Se justifica la falta de decoro por la exigencia de transparencia, por la necesidad de exponer a la luz todo lo que acontece, se le relega confundiendo máxima publicidad con máxima exposición y, con ello, anulando las fronteras entre lo público y lo privado.
Exigir transparencia a una institución o a un servidor público es una obligación ciudadana, ese conocimiento permitirá cuestionar y consolidar el contrato social, el funcionamiento del Estado, perfeccionar nuestras instituciones; llevar esa demanda a la esfera íntima es rendirse como individuo, convertirse en objeto.
Roland Barthes llama la era de la Fotografía “a la irrupción de lo privado en lo público, o más bien a la creación de un nuevo valor social como es la publicidad de lo privado: lo privado es consumido como tal”, en La cámara lúcida señala además que “la ‘vida privada’ no es más que esa zona del espacio, del tiempo, en la que no soy una imagen, un objeto. Es mi derecho político a ser un sujeto lo que he de defender”.
Esa resistencia necesaria, dividir entre lo público y lo privado, la hemos dejado a un lado por la búsqueda de aceptación de los otros, no del otro, los otros a los que entregamos el derecho de invadir nuestra intimidad compartiendo cualquier cosa que nos ocurra o se nos ocurra.
En la búsqueda narcisista del Me gusta o Encorazona, exponemos nuestra privacidad a costa de ser sujeto, responder a la velocidad de las cosas obliga a no reflexionar sobre aquello que exponemos, sin pensar, más que una fotografía o una anécdota, regalamos a los otros la autoridad para juzgarnos, moldearnos, de acuerdo a criterios que no conocemos del todo.
Todo es contexto y eso se olvida cuando exponemos nuestra intimidad, cuando se entrega lo privado en las redes sociales, una vez que se exhibe la forma en que actuamos con el otro, nos rendimos a ser comparados a un modelo que no corresponde a la realidad. Nuestra vida amorosa, las profesiones de fe, las certezas o miedos que nos individualizan, son cotejados de acuerdo a un molde que en la realidad no existe. Nunca vamos a ser como la pareja ideal, los padres perfectos, el amigo entrañable o el trabajador profesional de la ficción, a pesar de saberlo, nos exponemos al juicio de los otros, confiados a que la masa nunca se equivoca.

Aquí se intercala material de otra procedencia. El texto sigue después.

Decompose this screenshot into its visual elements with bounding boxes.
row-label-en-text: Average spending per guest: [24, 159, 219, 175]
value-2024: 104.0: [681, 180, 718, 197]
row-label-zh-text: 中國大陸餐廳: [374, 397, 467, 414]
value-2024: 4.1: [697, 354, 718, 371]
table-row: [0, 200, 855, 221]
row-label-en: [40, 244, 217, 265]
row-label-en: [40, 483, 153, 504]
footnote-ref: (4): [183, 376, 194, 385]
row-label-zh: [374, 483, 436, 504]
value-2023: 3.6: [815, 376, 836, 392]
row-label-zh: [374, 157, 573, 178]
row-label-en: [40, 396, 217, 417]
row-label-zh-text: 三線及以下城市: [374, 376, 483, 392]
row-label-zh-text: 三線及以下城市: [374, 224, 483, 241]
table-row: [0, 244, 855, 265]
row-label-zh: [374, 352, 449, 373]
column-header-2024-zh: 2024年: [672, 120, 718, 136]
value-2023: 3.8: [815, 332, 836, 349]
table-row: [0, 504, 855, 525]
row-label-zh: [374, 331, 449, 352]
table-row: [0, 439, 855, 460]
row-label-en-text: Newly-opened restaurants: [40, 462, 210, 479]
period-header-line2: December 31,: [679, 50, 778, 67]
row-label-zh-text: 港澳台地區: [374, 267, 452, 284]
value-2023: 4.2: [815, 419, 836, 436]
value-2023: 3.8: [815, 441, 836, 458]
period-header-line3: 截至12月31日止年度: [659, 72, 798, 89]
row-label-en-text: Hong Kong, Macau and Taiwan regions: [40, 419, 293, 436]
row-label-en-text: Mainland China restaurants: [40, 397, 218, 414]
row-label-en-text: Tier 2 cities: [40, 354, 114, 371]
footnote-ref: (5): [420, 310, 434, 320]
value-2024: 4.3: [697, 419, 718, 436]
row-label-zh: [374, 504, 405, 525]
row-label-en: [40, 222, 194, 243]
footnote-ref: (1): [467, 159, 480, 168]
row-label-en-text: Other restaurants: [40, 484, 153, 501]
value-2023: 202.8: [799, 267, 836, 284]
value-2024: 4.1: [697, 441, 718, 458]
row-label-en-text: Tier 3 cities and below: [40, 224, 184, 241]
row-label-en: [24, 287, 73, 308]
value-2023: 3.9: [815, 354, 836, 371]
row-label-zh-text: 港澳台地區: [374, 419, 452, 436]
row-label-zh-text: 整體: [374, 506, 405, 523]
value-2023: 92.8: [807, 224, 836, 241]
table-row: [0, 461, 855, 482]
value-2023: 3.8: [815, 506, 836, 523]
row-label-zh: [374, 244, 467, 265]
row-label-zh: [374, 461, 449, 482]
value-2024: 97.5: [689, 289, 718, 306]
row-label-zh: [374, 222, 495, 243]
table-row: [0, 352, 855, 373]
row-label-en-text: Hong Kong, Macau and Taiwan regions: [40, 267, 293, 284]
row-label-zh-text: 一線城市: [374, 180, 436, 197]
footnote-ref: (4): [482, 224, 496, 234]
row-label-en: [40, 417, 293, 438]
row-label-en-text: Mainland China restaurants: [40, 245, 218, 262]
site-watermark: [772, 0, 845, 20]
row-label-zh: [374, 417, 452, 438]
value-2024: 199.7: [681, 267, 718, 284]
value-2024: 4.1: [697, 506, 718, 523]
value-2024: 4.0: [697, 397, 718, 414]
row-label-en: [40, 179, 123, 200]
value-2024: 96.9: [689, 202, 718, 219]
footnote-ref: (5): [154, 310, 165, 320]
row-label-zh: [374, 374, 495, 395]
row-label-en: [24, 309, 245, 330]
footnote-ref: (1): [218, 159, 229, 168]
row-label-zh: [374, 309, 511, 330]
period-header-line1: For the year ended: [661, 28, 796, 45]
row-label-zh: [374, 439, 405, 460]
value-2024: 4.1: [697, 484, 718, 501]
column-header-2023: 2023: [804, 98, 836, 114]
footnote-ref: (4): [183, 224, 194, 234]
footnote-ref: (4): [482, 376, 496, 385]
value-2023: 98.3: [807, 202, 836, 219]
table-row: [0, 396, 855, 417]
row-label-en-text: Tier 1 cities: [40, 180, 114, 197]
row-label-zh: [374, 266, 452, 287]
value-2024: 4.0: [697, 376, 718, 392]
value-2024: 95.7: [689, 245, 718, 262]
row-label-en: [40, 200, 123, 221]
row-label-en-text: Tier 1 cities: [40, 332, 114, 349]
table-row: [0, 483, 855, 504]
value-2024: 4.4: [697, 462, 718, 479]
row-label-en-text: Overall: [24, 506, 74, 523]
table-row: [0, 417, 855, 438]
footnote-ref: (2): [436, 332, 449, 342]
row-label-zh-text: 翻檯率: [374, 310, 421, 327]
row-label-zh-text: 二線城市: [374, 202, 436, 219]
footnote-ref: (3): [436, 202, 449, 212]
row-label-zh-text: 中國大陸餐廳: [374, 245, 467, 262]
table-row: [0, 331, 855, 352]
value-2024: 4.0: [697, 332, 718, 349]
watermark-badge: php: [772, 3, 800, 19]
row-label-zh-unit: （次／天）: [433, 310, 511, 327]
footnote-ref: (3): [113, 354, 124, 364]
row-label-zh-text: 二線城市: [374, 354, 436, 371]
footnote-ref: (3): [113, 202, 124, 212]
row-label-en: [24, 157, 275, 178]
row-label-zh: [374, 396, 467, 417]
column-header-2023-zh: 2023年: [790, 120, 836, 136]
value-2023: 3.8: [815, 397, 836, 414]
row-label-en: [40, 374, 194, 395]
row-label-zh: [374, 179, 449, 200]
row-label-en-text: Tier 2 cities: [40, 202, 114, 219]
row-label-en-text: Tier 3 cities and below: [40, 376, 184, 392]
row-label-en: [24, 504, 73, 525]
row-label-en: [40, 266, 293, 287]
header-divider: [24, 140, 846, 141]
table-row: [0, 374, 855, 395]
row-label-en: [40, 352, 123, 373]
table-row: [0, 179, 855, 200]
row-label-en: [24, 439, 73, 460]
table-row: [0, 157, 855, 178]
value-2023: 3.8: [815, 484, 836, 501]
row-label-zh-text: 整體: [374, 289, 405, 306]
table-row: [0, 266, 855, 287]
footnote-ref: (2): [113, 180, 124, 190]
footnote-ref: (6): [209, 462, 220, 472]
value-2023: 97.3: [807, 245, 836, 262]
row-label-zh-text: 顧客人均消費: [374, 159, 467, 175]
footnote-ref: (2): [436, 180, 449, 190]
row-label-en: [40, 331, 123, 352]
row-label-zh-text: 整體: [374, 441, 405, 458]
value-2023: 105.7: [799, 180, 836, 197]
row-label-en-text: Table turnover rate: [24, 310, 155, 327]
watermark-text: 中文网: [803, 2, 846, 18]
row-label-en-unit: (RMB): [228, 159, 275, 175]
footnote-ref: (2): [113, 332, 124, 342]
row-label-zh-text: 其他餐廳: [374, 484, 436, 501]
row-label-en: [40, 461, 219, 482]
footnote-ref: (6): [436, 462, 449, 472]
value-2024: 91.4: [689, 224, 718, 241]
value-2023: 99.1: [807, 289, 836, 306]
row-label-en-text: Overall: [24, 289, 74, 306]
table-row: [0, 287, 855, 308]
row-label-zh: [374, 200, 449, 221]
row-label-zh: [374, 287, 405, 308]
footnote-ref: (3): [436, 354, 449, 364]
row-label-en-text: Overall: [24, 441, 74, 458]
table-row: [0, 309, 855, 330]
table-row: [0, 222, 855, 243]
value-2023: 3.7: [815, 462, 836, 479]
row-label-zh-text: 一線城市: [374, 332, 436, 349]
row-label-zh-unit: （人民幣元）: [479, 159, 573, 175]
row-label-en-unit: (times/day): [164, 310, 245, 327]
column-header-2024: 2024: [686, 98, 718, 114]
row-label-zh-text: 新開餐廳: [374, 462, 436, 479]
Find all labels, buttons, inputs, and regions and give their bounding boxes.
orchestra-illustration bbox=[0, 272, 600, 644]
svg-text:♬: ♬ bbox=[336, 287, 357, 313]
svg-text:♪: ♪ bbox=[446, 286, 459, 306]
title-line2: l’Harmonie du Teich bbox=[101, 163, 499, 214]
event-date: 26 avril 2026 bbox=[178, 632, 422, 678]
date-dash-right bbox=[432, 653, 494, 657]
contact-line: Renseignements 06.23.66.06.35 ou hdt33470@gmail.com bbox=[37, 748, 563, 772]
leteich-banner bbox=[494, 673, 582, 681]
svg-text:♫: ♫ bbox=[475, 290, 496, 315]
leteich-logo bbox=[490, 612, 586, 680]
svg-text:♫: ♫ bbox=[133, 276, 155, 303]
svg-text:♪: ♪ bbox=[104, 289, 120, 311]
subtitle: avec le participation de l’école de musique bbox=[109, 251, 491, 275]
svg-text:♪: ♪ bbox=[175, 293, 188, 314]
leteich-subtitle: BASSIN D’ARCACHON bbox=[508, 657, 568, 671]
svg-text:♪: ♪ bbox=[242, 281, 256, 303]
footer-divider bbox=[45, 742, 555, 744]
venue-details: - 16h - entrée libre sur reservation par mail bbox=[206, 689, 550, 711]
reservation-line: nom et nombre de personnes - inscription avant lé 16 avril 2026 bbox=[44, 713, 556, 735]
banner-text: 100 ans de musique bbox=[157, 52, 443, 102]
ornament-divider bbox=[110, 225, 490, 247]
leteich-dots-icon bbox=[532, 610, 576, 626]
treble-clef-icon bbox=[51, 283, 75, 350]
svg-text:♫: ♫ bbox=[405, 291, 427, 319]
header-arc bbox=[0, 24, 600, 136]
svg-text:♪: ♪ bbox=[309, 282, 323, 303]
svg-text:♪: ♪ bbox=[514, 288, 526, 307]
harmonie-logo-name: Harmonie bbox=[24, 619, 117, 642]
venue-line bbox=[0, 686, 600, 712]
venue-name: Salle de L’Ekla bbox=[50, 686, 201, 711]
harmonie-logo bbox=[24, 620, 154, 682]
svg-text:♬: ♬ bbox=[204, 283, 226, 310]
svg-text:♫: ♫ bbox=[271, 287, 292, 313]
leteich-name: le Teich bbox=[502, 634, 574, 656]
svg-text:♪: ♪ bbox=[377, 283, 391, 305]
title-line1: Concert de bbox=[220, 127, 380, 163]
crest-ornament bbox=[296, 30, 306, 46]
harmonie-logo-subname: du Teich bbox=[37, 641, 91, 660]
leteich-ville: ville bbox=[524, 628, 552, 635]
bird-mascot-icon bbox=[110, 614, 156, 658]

Dedicamos demasiado tiempo a demostrar a que somos felices, como los otros quieren que lo seamos; nos obsesiona mostrar empatía con lo lejano para ser juzgados como buenos; incluso sometemos a la aprobación ajena nuestro sufrimiento; todo con tal de aumentar nuestra presencia en las redes, sin darnos cuenta el daño que provoca esa exhibición.
La pérdida del decoro sí tiene consecuencias, es posible que en redes aumente nuestra audiencia, se obtengan los ansiados Me gusta, acumulemos corazones… desconectados de la red, hemos de enfrentar el olvido de la necesaria conversación con el otro, con uno mismo.
Coda. Ana Karenina inicia con la siguiente sentencia “Todas las familias felices se parecen unas a otras, cada familia desdichada lo es a su manera”, la tendencia a seguir modelos perfectos, ideados para aparentar la felicidad, llevan a la una desdicha única: la anulación de lo privado, ser objetos.